Once we have deployed and configured the Splunk environment, we will install
BOTS Dataset v1 as an app on the search head and continue our exploration on the search head. The dataset consists of various machine and network logs generated by the appliances mentioned in the The setup section.
Now, let’s summarize what we have learned in this chapter.

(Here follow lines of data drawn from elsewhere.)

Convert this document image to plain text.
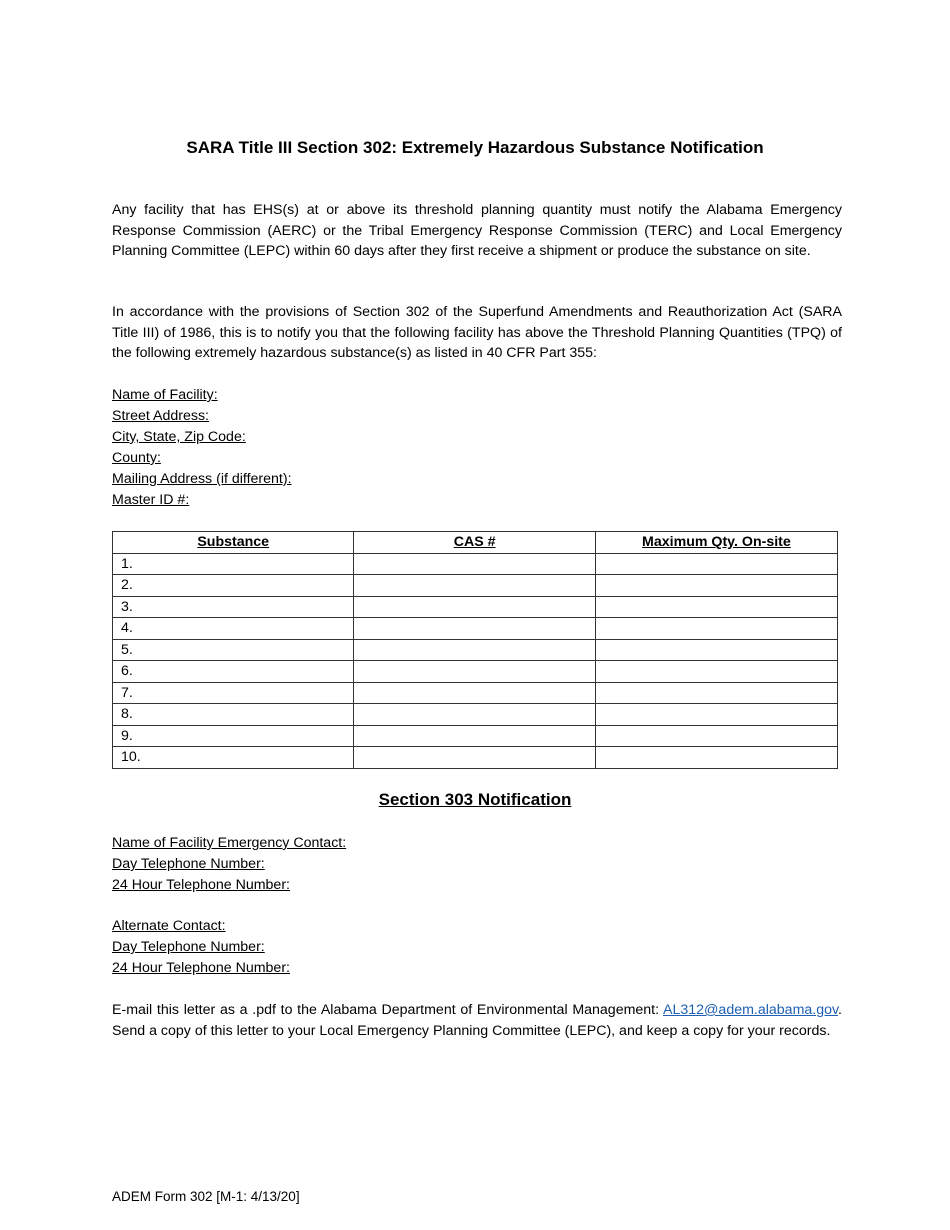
SARA Title III Section 302: Extremely Hazardous Substance Notification
Any facility that has EHS(s) at or above its threshold planning quantity must notify the Alabama Emergency Response Commission (AERC) or the Tribal Emergency Response Commission (TERC) and Local Emergency Planning Committee (LEPC) within 60 days after they first receive a shipment or produce the substance on site.
In accordance with the provisions of Section 302 of the Superfund Amendments and Reauthorization Act (SARA Title III) of 1986, this is to notify you that the following facility has above the Threshold Planning Quantities (TPQ) of the following extremely hazardous substance(s) as listed in 40 CFR Part 355:
Name of Facility:
Street Address:
City, State, Zip Code:
County:
Mailing Address (if different):
Master ID #:
Substance	CAS #	Maximum Qty. On-site
1.		
2.		
3.		
4.		
5.		
6.		
7.		
8.		
9.		
10.		
Section 303 Notification
Name of Facility Emergency Contact:
Day Telephone Number:
24 Hour Telephone Number:
Alternate Contact:
Day Telephone Number:
24 Hour Telephone Number:
E-mail this letter as a .pdf to the Alabama Department of Environmental Management: AL312@adem.alabama.gov. Send a copy of this letter to your Local Emergency Planning Committee (LEPC), and keep a copy for your records.
ADEM Form 302 [M-1: 4/13/20]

Corporations are discovering the value of analyzing big data to give insight into users behavior. This analysis has yielded results that have proven useful in various fields, including education, medicine, and computer security. In this chapter, we explored the use of Splunk to tackle big data problems. We looked at how data generation has changed over time. We looked at how Splunk has been used in organizations to solve problems. We also reviewed the key components of Splunk – forwarders, indexers, and search heads. We learned that forwarders send data to the indexers, which index the data. Users use Splunk search heads to create search queries in SPL. These search heads create knowledge bundles that they send to the indexers. The indexers search their indexes for data that match the queries. They return the results to the search heads. These components work together to give powerful results.
Finally, we introduced our
BOTS dataset v1 dataset, which was generated for the Splunk BOTS competition and is a rich dataset for this exercise. We will use examples from this dataset throughout the rest of this book.
We will deploy our Splunk environment in Chapter 2, Setting Up the Splunk Environment, which will consist of a search head, an indexer, a deployment server, and three forwarders.